Although long-term community investments are needed, short-term support for securing safe housing and preventing homelessness was reported as a positive impact of the program: One client with hoarding behaviours described how the program enabled her to avoid eviction by negotiating a plan to reduce the clutter: “I had the fire marshal come in here … my house was ransacked and then I just let it go because I suffer from depression … and alcoholism. She’s (the landlord) given me like a week to get one room done and a week to get another room done and he’s [the volunteer] helping me out … He’s helped me out, period! (Jane).
All eight clients reported support for managing chronic health issues such as pain, anxiety, depression, renal failure, and diabetes. Coordinators were able to assist clients to access dialysis appointments, prescription medications, and primary care in cases where clients had no family physician. In some situations, the coordinator attended primary care visits to add context to the situation. A nursing student volunteer discussed success with helping a client navigate management of her chronic pain:
“I had a patient who was in chronic pain and she had no, she didn’t have a family doctor, she didn’t have any management of her pain at all.

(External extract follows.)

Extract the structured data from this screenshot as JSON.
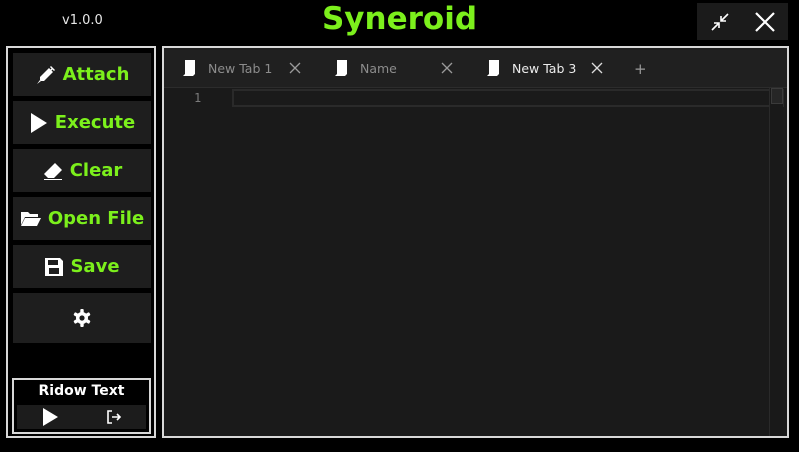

She had tried non-pharmacological things and it wasn’t working, so she was sleeping until 2:00 pm every day and then going to bed early cause … she couldn’t function … Her main thing was figuring out that pain … she was so socially isolated … because she couldn’t handle it … We got her a family doctor. We had VON [Victorian Order of Nurses] connect with her to help with pain management and we also signed her up with hospice … so that when she had that pain managed then we can work around the social isolation which was getting her involved with the wellness program in the community.”

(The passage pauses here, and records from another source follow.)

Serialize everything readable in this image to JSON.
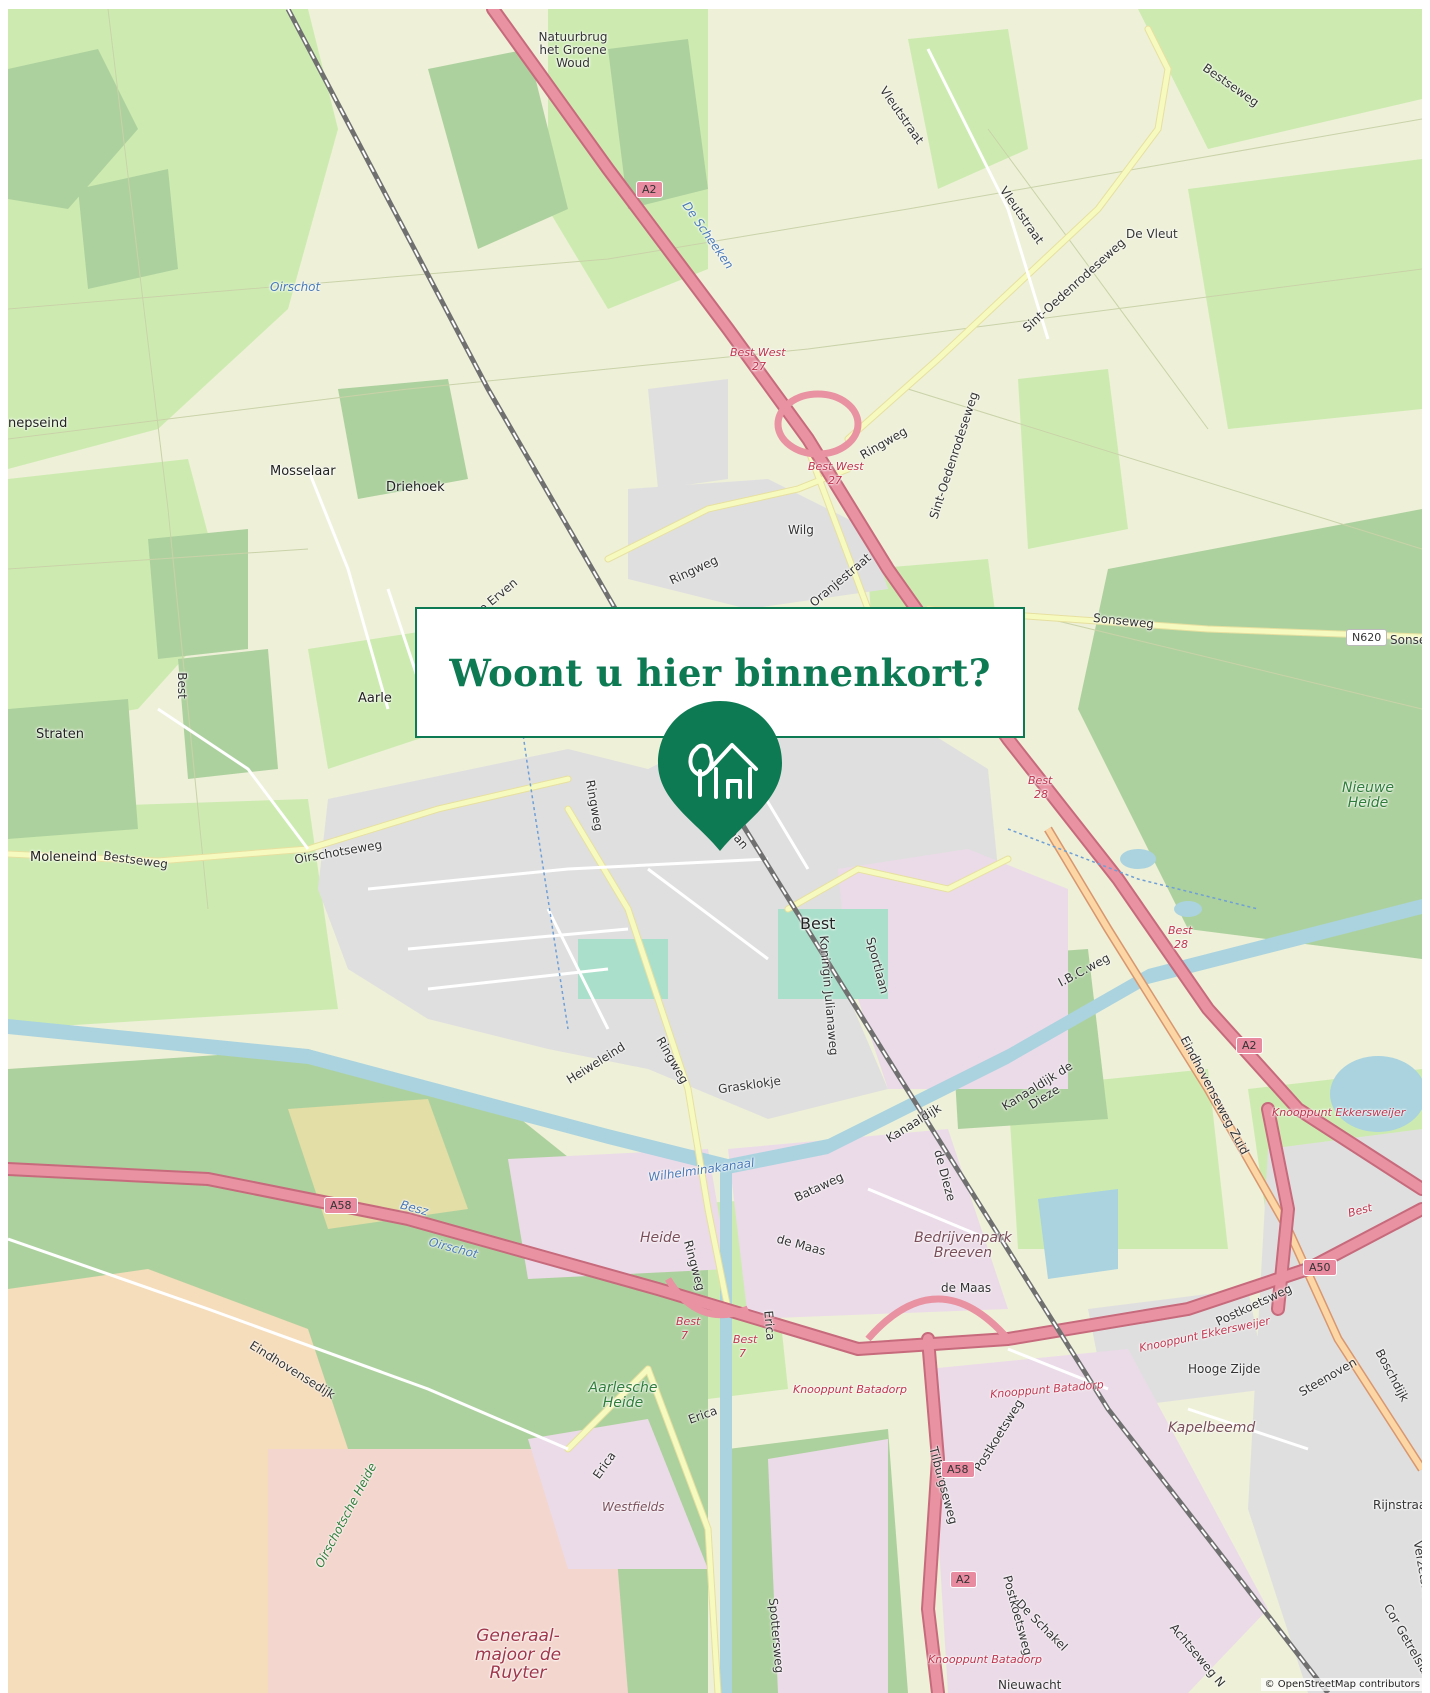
{
  "banner": {
    "title": "Woont u hier binnenkort?"
  },
  "marker": {
    "icon": "tree-house-icon",
    "color": "#0e7a54"
  },
  "attribution": "© OpenStreetMap contributors",
  "map": {
    "colors": {
      "background": "#eef0d8",
      "farmland": "#e9f2c8",
      "meadow": "#cdebb0",
      "forest": "#add19e",
      "residential": "#e0dfdf",
      "industrial": "#ebdbe8",
      "water": "#aad3df",
      "motorway": "#e892a2",
      "trunk": "#f9b29c",
      "secondary": "#f7fabf",
      "heath": "#f5dcba",
      "railway": "#707070"
    },
    "labels": {
      "natuurbrug": "Natuurbrug het Groene Woud",
      "a2_top": "A2",
      "de_scheeken": "De Scheeken",
      "oirschot_top": "Oirschot",
      "best_west_1": "Best West",
      "exit_27_1": "27",
      "best_west_2": "Best West",
      "exit_27_2": "27",
      "vleutstraat_1": "Vleutstraat",
      "vleutstraat_2": "Vleutstraat",
      "bestseweg_top": "Bestseweg",
      "de_vleut": "De Vleut",
      "sint_oedenrodeseweg_1": "Sint-Oedenrodeseweg",
      "sint_oedenrodeseweg_2": "Sint-Oedenrodeseweg",
      "ringweg_ne": "Ringweg",
      "wilg": "Wilg",
      "ringweg_nw": "Ringweg",
      "oranjestraat": "Oranjestraat",
      "mosselaar": "Mosselaar",
      "driehoek": "Driehoek",
      "nepseind": "nepseind",
      "erven": "che Erven",
      "best_road": "Best",
      "aarle": "Aarle",
      "straten": "Straten",
      "sonseweg": "Sonseweg",
      "n620": "N620",
      "sonseweg_2": "Sonseweg",
      "best_28_1": "Best",
      "exit_28_1": "28",
      "nieuwe_heide": "Nieuwe Heide",
      "moleneind": "Moleneind",
      "bestseweg_w": "Bestseweg",
      "oirschotseweg": "Oirschotseweg",
      "ringweg_w": "Ringweg",
      "bernardlaan": "rnardlaan",
      "best_town": "Best",
      "sportlaan": "Sportlaan",
      "koningin_julianaweg": "Koningin Julianaweg",
      "ibc_weg": "I.B.C.weg",
      "best_28_2": "Best",
      "exit_28_2": "28",
      "heiweleind": "Heiweleind",
      "ringweg_s": "Ringweg",
      "grasklokje": "Grasklokje",
      "kanaaldijk_de_dieze": "Kanaaldijk de Dieze",
      "eindhovenseweg_zuid": "Eindhovenseweg Zuid",
      "a2_e": "A2",
      "knooppunt_ekkersweijer_1": "Knooppunt Ekkersweijer",
      "kanaaldijk": "Kanaaldijk",
      "a58_w": "A58",
      "besz": "Besz",
      "oirschot_s": "Oirschot",
      "wilhelminakanaal": "Wilhelminakanaal",
      "bataweg": "Bataweg",
      "de_dieze": "de Dieze",
      "heide": "Heide",
      "de_maas_1": "de Maas",
      "bedrijvenpark_breeven": "Bedrijvenpark Breeven",
      "ringweg_sw": "Ringweg",
      "best_7_1": "Best",
      "exit_7_1": "7",
      "best_7_2": "Best",
      "exit_7_2": "7",
      "erica_1": "Erica",
      "de_maas_2": "de Maas",
      "a50": "A50",
      "best_e": "Best",
      "postkoetsweg_1": "Postkoetsweg",
      "knooppunt_ekkersweijer_2": "Knooppunt Ekkersweijer",
      "boschdijk": "Boschdijk",
      "eindhovensedijk": "Eindhovensedijk",
      "aarlesche_heide": "Aarlesche Heide",
      "knooppunt_batadorp_1": "Knooppunt Batadorp",
      "knooppunt_batadorp_2": "Knooppunt Batadorp",
      "hooge_zijde": "Hooge Zijde",
      "steenoven": "Steenoven",
      "kapelbeemd": "Kapelbeemd",
      "erica_2": "Erica",
      "erica_3": "Erica",
      "postkoetsweg_2": "Postkoetsweg",
      "tilburgseweg": "Tilburgseweg",
      "a58_s": "A58",
      "oirschotsche_heide": "Oirschotsche Heide",
      "westfields": "Westfields",
      "rijnstraat": "Rijnstraat",
      "a2_s": "A2",
      "postkoetsweg_3": "Postkoetsweg",
      "de_schakel": "De Schakel",
      "verzetsheld": "Verzetsheld",
      "generaal_majoor": "Generaal-majoor de Ruyter",
      "spottersweg": "Spottersweg",
      "knooppunt_batadorp_3": "Knooppunt Batadorp",
      "nieuwacht": "Nieuwacht",
      "achtseweg": "Achtseweg N",
      "cor_getrelsplaats": "Cor Getrelslaan"
    }
  }
}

Through this evaluation, we learned from care coordinators and volunteers that training programs should include specific content and tools for responding to the needs of individuals experiencing complex mental health concerns. Sustainability opportunities include technology, funding, and volunteers. Many clients do not have internet, electronic devices, and/or are not tech savvy. Permanent funding for program coordination and volunteer training will be essential for long-term sustainability. As stated by one coordinator: “I think the main resource that we require more than anything is volunteers … I think that is the key to it all. For myself, I am struggling to keep up just because of the kind of manpower issue. And the main reason for that … you don’t have a volunteer base big enough in order to be able to have that time.”